I caught this at 8pm before the tornado warnings in our county. I caught two other 2 lb bass all on the same presentation. The key on this night was a "splash-less" entry. All three of my bass, including this one, was when I feathered the jig into the water. All 3 hit on the initial fall. Stained water. 3/8 oz jig with trailer. AWESOME!


----------



## liveblue23 (Jun 8, 2010)

thats a nice one. congrats. what color jig where you throwing and trailer ifyou dont mind my asking. im starting to get into throwin a jig a lot more.


----------



## pizzacouple (Jun 5, 2011)

Nice fish. Where was this caught? No secret spots just the lake.


----------



## ragetail (Feb 8, 2009)

liveblue23 said:


> thats a nice one. congrats. what color jig where you throwing and trailer ifyou dont mind my asking. im starting to get into throwin a jig a lot more.
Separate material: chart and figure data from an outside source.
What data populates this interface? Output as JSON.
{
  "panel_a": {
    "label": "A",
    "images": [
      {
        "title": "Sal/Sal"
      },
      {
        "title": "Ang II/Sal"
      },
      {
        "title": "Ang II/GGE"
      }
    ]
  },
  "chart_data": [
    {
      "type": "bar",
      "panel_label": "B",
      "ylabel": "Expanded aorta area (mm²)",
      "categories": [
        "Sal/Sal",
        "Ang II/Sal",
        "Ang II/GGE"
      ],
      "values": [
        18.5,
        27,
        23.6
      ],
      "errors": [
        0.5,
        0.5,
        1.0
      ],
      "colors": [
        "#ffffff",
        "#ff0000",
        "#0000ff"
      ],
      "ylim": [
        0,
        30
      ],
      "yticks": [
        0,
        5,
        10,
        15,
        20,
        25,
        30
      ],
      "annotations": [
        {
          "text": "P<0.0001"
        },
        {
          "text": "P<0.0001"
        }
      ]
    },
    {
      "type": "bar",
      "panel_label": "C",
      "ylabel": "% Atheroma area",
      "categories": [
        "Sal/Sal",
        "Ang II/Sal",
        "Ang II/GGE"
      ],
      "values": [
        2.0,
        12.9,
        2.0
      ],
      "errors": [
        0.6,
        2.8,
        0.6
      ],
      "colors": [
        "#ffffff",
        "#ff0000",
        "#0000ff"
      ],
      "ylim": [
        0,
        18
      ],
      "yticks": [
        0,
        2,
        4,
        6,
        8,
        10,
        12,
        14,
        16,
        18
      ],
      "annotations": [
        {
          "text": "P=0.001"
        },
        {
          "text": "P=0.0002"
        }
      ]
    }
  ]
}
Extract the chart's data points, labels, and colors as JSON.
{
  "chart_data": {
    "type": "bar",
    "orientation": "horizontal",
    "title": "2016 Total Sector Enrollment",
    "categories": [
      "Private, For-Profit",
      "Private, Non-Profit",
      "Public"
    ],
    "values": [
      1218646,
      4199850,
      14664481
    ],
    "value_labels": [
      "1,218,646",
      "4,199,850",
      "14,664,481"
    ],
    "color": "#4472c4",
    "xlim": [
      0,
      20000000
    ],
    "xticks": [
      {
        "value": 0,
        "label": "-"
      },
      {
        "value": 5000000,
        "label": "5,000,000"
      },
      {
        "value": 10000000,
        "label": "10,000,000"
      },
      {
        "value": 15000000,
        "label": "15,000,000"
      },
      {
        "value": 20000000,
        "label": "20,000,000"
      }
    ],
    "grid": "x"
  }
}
Evolution Heavy Cover Jig...Strike king Rage Craw. Green jig. The name of the color on the rage tail was "summer craw" its green pumpkin on one side and chartreuse on the other


----------



## fishingredhawk (Apr 14, 2004)

Nice fish!!! Teaching your dad a lesson on how to get the big ones


----------



## dinkcatcher (Jul 4, 2009)

Nice fish Joe


----------



## ragetail (Feb 8, 2009)

no disrespect but, why would I ever spill the beans on my home lake honey hole?


----------



## morning jigger (Apr 22, 2009)

Nice fish, can't beat the old trusty jigg n pigg!


----------



## JignPig Guide (Aug 3, 2007)

Nice fish son. -4lb.10oz. is a biggun.- You'll be teachin' the old-man some tricks before long.


----------



## "Big" mark the shark (Jan 21, 2010)

Nice fish ''''''''


----------



## puterdude (Jan 27, 2006)

Nice fish Joe,that's showing papa how it's done


----------



## crackedup (Apr 14, 2011)

thats a :B, nice catch


----------



## Drahthaar_dude (Aug 28, 2007)

Nice fish!!


----------



## Duane867 (Jul 11, 2011)

ragetail said:


> no disrespect but, why would I ever spill the beans on my home lake honey hole?


I would sooner die my self LOL !


----------



## zack pahl (Mar 8, 2009)

awesome bass, and a great report!


----------